Notre-Dame-des-Landes : un homme amputé de la main droite après avoir ramassé une grenade lors de heurts avec des gendarmes

L'incident s'est déroulé pendant des heurts avec les gendarmes.

Les fourgons de CRS déployés sur la ZAD de Notre-Dame-des-Landes, le 18 mai.
Les fourgons de CRS déployés sur la ZAD de Notre-Dame-des-Landes, le 18 mai. (GUILLAUME SOUVANT / AFP)

Un homme a été blessé grièvement en ramassant une grenade dans la ZAD de Notre-Dame-des-Landes (Loire-Atlantique), a indiqué la procureure de la République de Saint-Nazaire, Sylvie Canovas, mardi 22 mai. L'incident s'est déroulé vers midi au cours de heurts avec des gendarmes, en marge des travaux de déblaiement de squats détruits. 

Selon les premiers éléments de l'enquête, une cinquantaine d'opposants s'en sont pris aux gendarmes mobiles qui sécurisaient ces travaux, lançant de pierres et des cocktails molotovs, indiquent des sources poches du dossier à franceinfo. Pour "défendre leur intégrité physique" et disperser les opposants, les gendarmes mobiles ont utilisé des grenades lacrymogènes de type F4, "une munition à triple effet lacrymogène, sonore et de souffle", a précisé le ministre de l'Intérieur Gérard Collomb.

Son pronostic vital n'est pas engagé

"Selon les premiers éléments, un des opposants aurait tenté de ramasser une grenade tombée au sol en vue de la relancer sur les gendarmes. C'est alors que cette grenade a explosé, blessant gravement à la main un individu âgé d'une vingtaine d'années", indique le communiqué du ministère de l'Intérieur qui précise que le blessé "a été immédiatement secouru par les gendarmes mobiles" et évacué vers le CHU de Nantes.
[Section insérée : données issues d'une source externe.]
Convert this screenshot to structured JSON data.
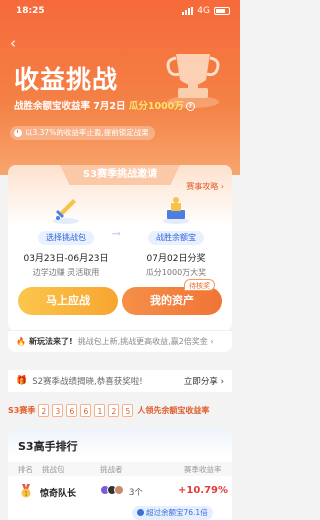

"Au regard des blessures occasionnées, il a été amputé de la main droite et demeure hospitalisé. Ses jours ne sont pas en danger", écrit le procureur de la cour d’appel de Rennes. Selon des sources proches du dossier citées par l'AFP, le blessé a également été touché à l'abdomen. Deux opposants ont été interpellés.

Le procureur de la République de Saint-Nazaire a ouvert une enquête de flagrance confiée à la section de recherches d’Angers. De son côté, l’inspection générale de la gendarmerie nationale a été saisie afin de préciser les circonstances exactes dans lesquelles les militaires de la gendarmerie nationale sont intervenus.

Les zadistes contredisent la version des autorités

Dans un communiqué, les occupants de la Zad rapportent que le jeune homme "ramassait des affaires alors qu'une trentaine de personnes criaient leur dégoût aux gendarmes". Selon eux, "il ne se passait rien de significatif à cet instant", "bien que quelques cailloux aient pu être lancés auparavant".

Ils affirment que, soudainement, "une pluie de grenades s'est abattue sur le groupe qui s'est enfui en courant". Et d'insister : "Il n'est pas possible que la personne ait ramassé une grenade alors qu'elle courait dos aux gendarmes". Daprès eux, "il est bien plus probable que la grenade se soit coincée dans ses vêtements ou qu'il soit tombé dessus".